Вадим потрогал рукой свою вновь обретённую шевелюру и проникновенно сказал:

— Спасибо тебе, девочка! Я до конца не верил в то, что так всё будет. Думал, что ты…

— Не стоит… Вадик, понимаешь, я сама не верила, что у меня всё получится. Поэтому, наверное, и переусердствовала так. Но теперь тебе надо срочно постричься. С таким афро на голове…

— С чем?

— Такой кудрявый шарик на голове называется афро. Так негры в Америке носят. Скоро такая причёска очень модной станет. Очереди будут стоять в парикмахерскую, чтобы сделать такую химическую завивку. Но, чуть попозже… Вот, когда в конце этого года арестуют Анжелу Дэвис в Америке, и весь мир увидит эту причёску. Вот тут все как с ума сойдут оптом и в розницу. Не поверишь, весь Советский союз в едином порыве будет скандировать: «Свободу Анжеле Дэвис!», а пионеры будут писать ей письма в тюрьму.

— Серьёзно что ли?

— Серьёзней некуда. Сам потом увидишь. А нам надо теперь серьёзно подумать, в чём завтра идти в «Берёзку»? Одеты мы должны быть так, как будто периодически посещаем этот магазин. А пока что мы все трое выглядим, как голимые нищеброды…

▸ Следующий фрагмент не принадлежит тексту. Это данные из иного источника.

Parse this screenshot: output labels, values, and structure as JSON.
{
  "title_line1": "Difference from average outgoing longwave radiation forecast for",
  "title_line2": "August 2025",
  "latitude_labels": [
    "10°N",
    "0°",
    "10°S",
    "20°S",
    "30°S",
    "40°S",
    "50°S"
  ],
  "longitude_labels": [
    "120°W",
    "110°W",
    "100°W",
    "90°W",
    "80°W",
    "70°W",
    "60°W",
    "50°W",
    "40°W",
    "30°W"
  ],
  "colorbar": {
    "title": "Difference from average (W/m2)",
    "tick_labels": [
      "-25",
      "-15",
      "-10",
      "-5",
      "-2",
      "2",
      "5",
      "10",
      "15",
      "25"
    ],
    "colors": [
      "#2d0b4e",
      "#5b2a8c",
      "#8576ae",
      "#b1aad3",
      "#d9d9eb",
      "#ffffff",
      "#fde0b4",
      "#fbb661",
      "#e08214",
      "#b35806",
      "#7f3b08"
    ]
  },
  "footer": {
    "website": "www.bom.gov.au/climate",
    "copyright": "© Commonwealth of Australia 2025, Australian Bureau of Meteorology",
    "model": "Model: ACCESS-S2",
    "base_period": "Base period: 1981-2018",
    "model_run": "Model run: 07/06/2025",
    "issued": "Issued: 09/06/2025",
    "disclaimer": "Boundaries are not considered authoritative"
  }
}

— Нет такого слова в русском языке. Что это вообще за слово такое? Нищеброды…

— Скоро будет и такое слово, и много других разных. Не о том думаешь, доктор. Давай сейчас ты подберёшь себе одежду поприличнее… Что-нибудь импортное найдётся?

— Поищем.

— А мы с Натаном поедем к нему на квартиру, и там переоденемся. Завтра за тобой заезжаем с утра, и сразу в парикмахерскую. Хотя, нет… Давай сделаем так… Ты, Вадим сам с утра сходишь, где-нибудь здесь поблизости от дома. А мы там, возле дома Натана. А то будет как-то слишком приметно, когда одна девочка приведёт стричься двух дяденек…

На этом и разбежались в этот день. Мы к себе поехали, а Вадика оставили дома, собираться…

***

Вернувшись, я перерыл все женские вещи в доме у Натана. Видел, конечно, что у хозяина квартиры всё это вызывает горечь и грусть… Он сидел на стуле и делал вид, что смотрит телевизор, но это его мало отвлекало. Боковым зрением, а может даже нейронами спинного мозга он следил за моими примерками. И извлечение мною какой-либо очередной вещицы, снова кидало его в пучину воспоминаний. Но что мне делать? Я подошёл к Натану со спины и положил ему руки на плечи.